Anak-anak perempuan yang berganti nama umumnya mempunyai nama lama yang mempunyai arti sangat tidak enak. Umumnya dulunya mereka diberi nama Nakusa atau Nakusi. Dalam Bahasa Hindi, ini berarti 'orang yang tidak diinginkan' atau 'orang yang tidak diharapkan.' Kesempatan berganti nama kali ini mereka gunakan untuk mengakuisisi nama-nama yang bermakna lebih bagus. Semisal, Aishwara (nama artis Bollywood yang terkenal), Savitri (nama salah seorang dewa) mau pun Vaishali (makmur, indah atau baik). Tentu timbul pertanyaan, bagaimana caranya sehingga anak-anak perempuan ini bisa mendapatkan nama jelek seperti Nakusa atau Nakusi? Apakah para orang tua mereka tidak sempat berpikir untuk memberi nama yang lebih baik ketika mereka lahir?

Di sini kita menemukan potret sosial yang mengenaskan di desa Satara, dan di banyak desa India lainnya. Di banyak wilayah di India, demikian laporan Associated Press, anak perempuan masih dianggap beban. Beban berat itu antara lain dalam soal menanggung biaya menikahkannya. Oleh tuntutan adat, banyak orang tua yang harus terjerat utang demi menyelenggarakan pesta perkawinan anak perempuannya serta demi membayar uang mahar yang pengaturannya rumit. Beda dengan anak laki-laki. Ketika ia menikah, ia justru akan membawa uang mahar bagi orang tuanya.

Adat juga mengharuskan hanya anak lakilaki yang berhak menyalakan api dalam upacara kremasi ketika orang tua mereka meninggal. Maka tidak mengherankan bila banyak keluarga tidak terlalu mengharapkan kehadiran anak perempuan. Itu pula sebabnya, tidak sedikit anak-anak perempuan yang diberi nama Nakusa atau Nakusi. Di antaranya adalah ratusan anak-anak yang pada 22 Oktober 2011 itu memproklamirkan pergantian nama mereka. Dalam satu dekade terakhir ini sensus di India menunjukkan menurunnya rasio anak perempuan dibanding anak laki-laki. Dari sebelumnya 927 anak perempuan per 1000 anak laki-laki, menjadi 914 per 1000 (Perhitungan dilakukan pada anak-anak di bawah usia enam tahun). Di negara bagian Maharashtra, rasionya lebih rendah lagi, yakni 883 anak perempuan per 1000 anak laki-laki, turun dari 913 sepuluh tahun lalu. Di Satara, rasionya adalah 881 per 1000.
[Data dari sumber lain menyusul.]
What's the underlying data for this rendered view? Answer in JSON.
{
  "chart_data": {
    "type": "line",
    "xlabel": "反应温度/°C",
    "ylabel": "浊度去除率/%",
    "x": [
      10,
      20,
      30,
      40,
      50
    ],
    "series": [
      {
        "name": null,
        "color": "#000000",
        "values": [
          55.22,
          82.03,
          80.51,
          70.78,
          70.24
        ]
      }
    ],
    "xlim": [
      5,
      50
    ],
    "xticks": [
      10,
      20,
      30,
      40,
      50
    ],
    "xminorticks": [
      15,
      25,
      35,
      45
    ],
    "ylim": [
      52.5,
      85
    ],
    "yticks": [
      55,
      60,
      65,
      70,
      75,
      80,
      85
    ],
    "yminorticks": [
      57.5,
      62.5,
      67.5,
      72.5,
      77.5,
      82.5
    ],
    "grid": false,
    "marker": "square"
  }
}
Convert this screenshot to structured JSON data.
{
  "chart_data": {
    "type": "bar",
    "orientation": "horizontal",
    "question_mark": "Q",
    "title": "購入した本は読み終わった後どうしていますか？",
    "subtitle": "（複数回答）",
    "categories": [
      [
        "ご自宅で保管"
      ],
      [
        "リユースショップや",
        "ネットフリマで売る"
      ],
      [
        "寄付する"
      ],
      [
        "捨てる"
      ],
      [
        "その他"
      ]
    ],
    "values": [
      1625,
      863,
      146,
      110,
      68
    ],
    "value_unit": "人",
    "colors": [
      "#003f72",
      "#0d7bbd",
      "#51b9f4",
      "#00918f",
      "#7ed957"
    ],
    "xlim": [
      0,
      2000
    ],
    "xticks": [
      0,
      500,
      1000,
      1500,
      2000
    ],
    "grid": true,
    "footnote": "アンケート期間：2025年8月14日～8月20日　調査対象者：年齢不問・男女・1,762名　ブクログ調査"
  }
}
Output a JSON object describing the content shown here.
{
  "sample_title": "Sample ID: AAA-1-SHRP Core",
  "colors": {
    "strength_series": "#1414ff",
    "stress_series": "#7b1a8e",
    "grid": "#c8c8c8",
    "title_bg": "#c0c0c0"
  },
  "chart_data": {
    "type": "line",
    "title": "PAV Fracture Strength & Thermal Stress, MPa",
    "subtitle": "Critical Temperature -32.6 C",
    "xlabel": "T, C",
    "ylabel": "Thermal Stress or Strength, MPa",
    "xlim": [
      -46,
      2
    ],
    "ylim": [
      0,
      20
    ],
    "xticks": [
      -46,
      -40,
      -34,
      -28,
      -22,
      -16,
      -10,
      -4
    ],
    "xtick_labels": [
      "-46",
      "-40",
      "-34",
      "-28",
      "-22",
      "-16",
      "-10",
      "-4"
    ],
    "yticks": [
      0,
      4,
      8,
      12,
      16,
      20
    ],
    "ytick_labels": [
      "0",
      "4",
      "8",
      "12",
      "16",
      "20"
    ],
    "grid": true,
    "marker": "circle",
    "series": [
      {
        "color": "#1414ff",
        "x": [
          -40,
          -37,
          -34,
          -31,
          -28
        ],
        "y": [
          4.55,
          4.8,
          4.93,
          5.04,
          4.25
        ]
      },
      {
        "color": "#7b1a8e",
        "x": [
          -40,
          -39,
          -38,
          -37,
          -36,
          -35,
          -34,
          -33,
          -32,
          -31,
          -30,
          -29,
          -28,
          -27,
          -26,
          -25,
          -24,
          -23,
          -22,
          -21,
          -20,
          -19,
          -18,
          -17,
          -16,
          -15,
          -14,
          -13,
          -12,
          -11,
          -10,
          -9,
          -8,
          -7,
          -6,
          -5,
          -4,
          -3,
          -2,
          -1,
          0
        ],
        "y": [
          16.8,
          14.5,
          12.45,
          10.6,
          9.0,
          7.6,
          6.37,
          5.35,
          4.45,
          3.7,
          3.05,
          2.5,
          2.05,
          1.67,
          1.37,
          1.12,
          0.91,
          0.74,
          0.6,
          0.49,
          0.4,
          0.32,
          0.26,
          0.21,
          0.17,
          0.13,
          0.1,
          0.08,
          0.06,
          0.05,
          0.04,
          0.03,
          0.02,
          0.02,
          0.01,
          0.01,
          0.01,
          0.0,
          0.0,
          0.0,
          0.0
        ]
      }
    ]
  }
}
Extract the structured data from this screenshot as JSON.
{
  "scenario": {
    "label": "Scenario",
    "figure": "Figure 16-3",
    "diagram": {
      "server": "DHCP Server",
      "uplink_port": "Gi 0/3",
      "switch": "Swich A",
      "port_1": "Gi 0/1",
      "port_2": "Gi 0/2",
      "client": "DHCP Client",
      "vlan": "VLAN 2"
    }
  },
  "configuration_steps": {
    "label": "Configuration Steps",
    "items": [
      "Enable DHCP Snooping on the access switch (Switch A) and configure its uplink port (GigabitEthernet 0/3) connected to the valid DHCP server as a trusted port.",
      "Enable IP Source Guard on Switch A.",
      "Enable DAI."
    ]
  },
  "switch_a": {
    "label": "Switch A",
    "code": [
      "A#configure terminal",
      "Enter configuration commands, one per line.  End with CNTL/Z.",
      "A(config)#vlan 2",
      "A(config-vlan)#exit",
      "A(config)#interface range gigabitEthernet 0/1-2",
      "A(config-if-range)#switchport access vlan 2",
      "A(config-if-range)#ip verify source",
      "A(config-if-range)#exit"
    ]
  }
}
Apa arti dari angka-angka statistik ini? Penurunan rasio anak-anak perempuan ini ditengarai merupakan gambaran makin banyaknya pengguguran bayi perempuan. Begitu seriusnya persoalan pengguguran bayi perempuan, sehingga di India ada aturan hukum yang melarang rumah sakit memberitahukan jenis kelamin bayi yang masih dalam kandungan. Ini dianggap sebagai salah satu upaya pencegahan pengguguran yang diskriminatif tersebut. Sayangnya, masih ada saja yang melanggar aturan itu diam-diam, dan informasi tentang jenis kelamin bayi yang dikandung, tetap bisa bocor.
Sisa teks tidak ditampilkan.